21
Mar/16

DISASTER!

21
Mar/16
(Jeremy Daniel Photography)

The audience and the cast have a swinging good time in DISASTER! (Jeremy Daniel Photography)

Nederlander Theatre
208 West 41st St. between Seventh & Eighth Aves.
Tuesday – Sunday through July 3, $65-$179
877-250-2929
www.disastermusical.com

There has been many a disaster on Broadway; Disaster! is definitely not one of them. The delightful musical comedy, which began life as a one-night charity benefit in 2011 and then had off-Broadway runs at the Triad Theater in 2012 and St. Luke’s in 2013-14, has made a simply fabulous transition to the Great White Way, where it runs through July 3 at the Nederlander Theatre. The show has kept growing since initially conceived by Seth Rudetsky and Drew Geraci, with bigger and bigger stars and significant changes to the script and music; the Broadway version is by cowriter, music supervisor, song arranger, and costar Rudetsky and his best friend, cowriter and director Jack Plotnick, a longtime character actor in film and television. It’s 1979, and Tony Delvecchio (Roger Bart channeling Jack Black) is celebrating the opening of Barracuda, his floating casino and discotheque moored in New York Harbor. A chintzy showman and businessman, Tony has cut just about every corner possible, worrying journalist Marianne (Kerry Butler) and Professor Ted Schneider (Rudetsky), who is concerned that the ship could not survive a natural disaster, which is likely to occur shortly. Among those on deck are Sister Mary Downy (Jennifer Simard), who is protesting against the casino and its debauchery; Shirley (Faith Prince) and Maury (Kevin Chamberlin), an older couple with a fierce love of life; Levora (Lacretta Nicole), a down-on-her-luck former disco diva who goes everywhere with her beloved dog in her handbag; Chad (Adam Pascal), whom Marianne left at the altar and his now working as a waiter on the ship, and his goofy buddy, Scott (Max Crumm); and elegant but not-too-bright lounge singer Jackie (Rachel York) and her young twins, Ben and Lisa (both played in hilarious fashion by Baylee Littrell). The show pays tribute to the great, and not-so-great, disaster movies of the 1970s, ingeniously coupled with beloved, and not-so-beloved, pop songs from that era.

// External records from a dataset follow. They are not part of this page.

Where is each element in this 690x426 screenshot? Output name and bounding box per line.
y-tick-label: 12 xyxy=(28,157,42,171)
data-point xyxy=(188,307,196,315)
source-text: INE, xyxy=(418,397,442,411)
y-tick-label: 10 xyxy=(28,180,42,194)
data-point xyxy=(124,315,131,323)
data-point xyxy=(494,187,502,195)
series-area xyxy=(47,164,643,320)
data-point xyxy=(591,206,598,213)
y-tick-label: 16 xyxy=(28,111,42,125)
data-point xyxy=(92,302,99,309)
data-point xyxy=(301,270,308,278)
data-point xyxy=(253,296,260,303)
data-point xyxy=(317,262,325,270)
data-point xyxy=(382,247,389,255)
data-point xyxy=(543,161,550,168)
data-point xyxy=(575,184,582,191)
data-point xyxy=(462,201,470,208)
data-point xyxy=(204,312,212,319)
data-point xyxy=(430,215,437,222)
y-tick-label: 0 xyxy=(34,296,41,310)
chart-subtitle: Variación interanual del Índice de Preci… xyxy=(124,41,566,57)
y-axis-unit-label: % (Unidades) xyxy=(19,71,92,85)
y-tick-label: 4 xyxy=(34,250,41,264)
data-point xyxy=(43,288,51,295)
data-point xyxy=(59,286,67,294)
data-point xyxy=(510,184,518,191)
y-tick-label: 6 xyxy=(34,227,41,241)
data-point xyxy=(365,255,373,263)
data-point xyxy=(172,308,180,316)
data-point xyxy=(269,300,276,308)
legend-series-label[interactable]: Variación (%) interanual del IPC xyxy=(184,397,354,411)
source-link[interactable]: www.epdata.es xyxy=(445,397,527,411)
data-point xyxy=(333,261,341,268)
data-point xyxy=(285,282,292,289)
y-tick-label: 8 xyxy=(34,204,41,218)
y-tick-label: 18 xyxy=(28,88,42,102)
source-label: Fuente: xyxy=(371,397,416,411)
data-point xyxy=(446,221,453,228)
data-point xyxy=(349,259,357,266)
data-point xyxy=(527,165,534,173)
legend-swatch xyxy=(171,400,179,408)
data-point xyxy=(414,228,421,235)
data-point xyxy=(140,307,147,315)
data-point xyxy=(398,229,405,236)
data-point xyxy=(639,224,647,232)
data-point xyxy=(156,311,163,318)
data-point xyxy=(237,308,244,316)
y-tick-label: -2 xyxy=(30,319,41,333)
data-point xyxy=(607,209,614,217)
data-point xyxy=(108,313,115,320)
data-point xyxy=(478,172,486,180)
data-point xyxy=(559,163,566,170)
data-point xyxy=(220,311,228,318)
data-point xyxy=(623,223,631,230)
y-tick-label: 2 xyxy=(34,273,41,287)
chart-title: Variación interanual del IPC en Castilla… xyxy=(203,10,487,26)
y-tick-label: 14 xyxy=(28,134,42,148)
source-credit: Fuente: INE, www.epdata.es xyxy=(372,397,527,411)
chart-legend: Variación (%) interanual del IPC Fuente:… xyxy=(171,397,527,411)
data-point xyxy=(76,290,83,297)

Jackie (Rachel York) prays for a morning after as Ted (Rudetsky) and Ben (Baylee Littrell) look on (Jeremy Daniel Photography)

Jackie (Rachel York) prays for a morning after as Ted (Rudetsky) and Ben (Baylee Littrell) look on (Jeremy Daniel Photography)

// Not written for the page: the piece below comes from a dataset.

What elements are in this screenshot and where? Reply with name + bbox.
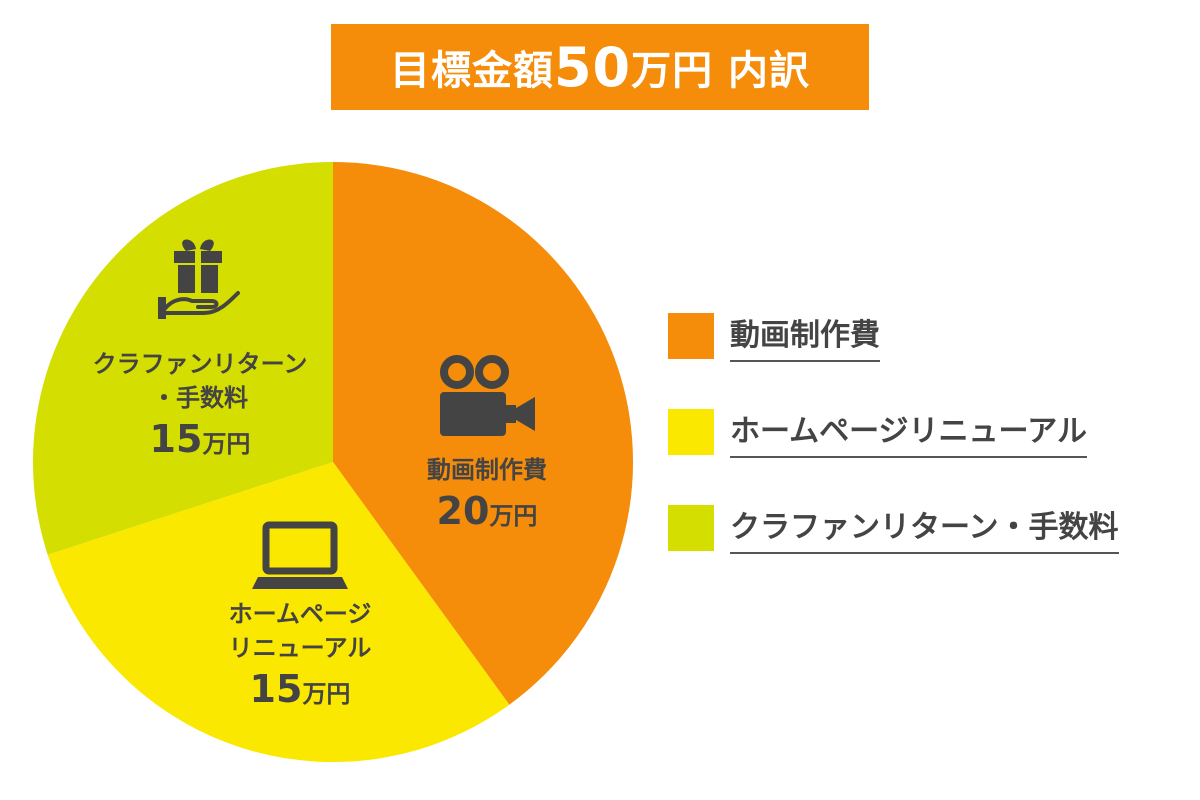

The main target is The Poseidon Adventure, but there are also references galore to the Airport films, The Towering Inferno, Earthquake, Rollercoaster, Tidal Wave, Piranha, and even Airplane! Simard’s nun character, speaking in a killer deadpan voice, is pulled directly from Jim Abrahams and David and Jerry Zucker’s classic 1980 spoof, while Prince excels in her homage to Shelley Winters in Poseidon. Meanwhile, the melodrama involving Marianne and Chad feels like a terrifically nerdy subplot from The Love Boat. The score features more than three dozen period favorites, delivered with extremely firm tongues-in-cheek, including Mary MacGregor’s “Torn Between Two Lovers,” Helen Reddy’s “I Am Woman,” Queen’s “You’re My Best Friend,” England Dan and John Ford Coley’s “I’d Really Love to See You Tonight,” Orleans’s “Still the One,” Carly Simon’s “Mockingbird,” and Donna Summer’s “Hot Stuff,” many of which become riotous set pieces, especially as things start looking more and more bleak and Tobin Obst’s (Newsies, Jekyll & Hyde) set begins falling apart with deliciously low-budget panache. The cast, superbly dressed by William Ivey Long (Chicago, On the Twentieth Century), does an amazing job keeping a straight face while the audience explodes in pure glee over each new reference or song snippet, which Rudetsky and Plotnick nail again and again. Littrell, the son of former Backstreet Boy Brian Littrell, nearly steals the show playing the twin siblings, going back and forth between Ben and Lisa in side-splitting, nearly impossible ways. The fun choreography is by JoAnn M. Hunter (School of Rock, Broadway Bound), who has a blast with the fab soundtrack. No mere jukebox musical, Disaster! is hot stuff indeed, a love letter to a simpler time and place; about the only thing missing is Sensurround.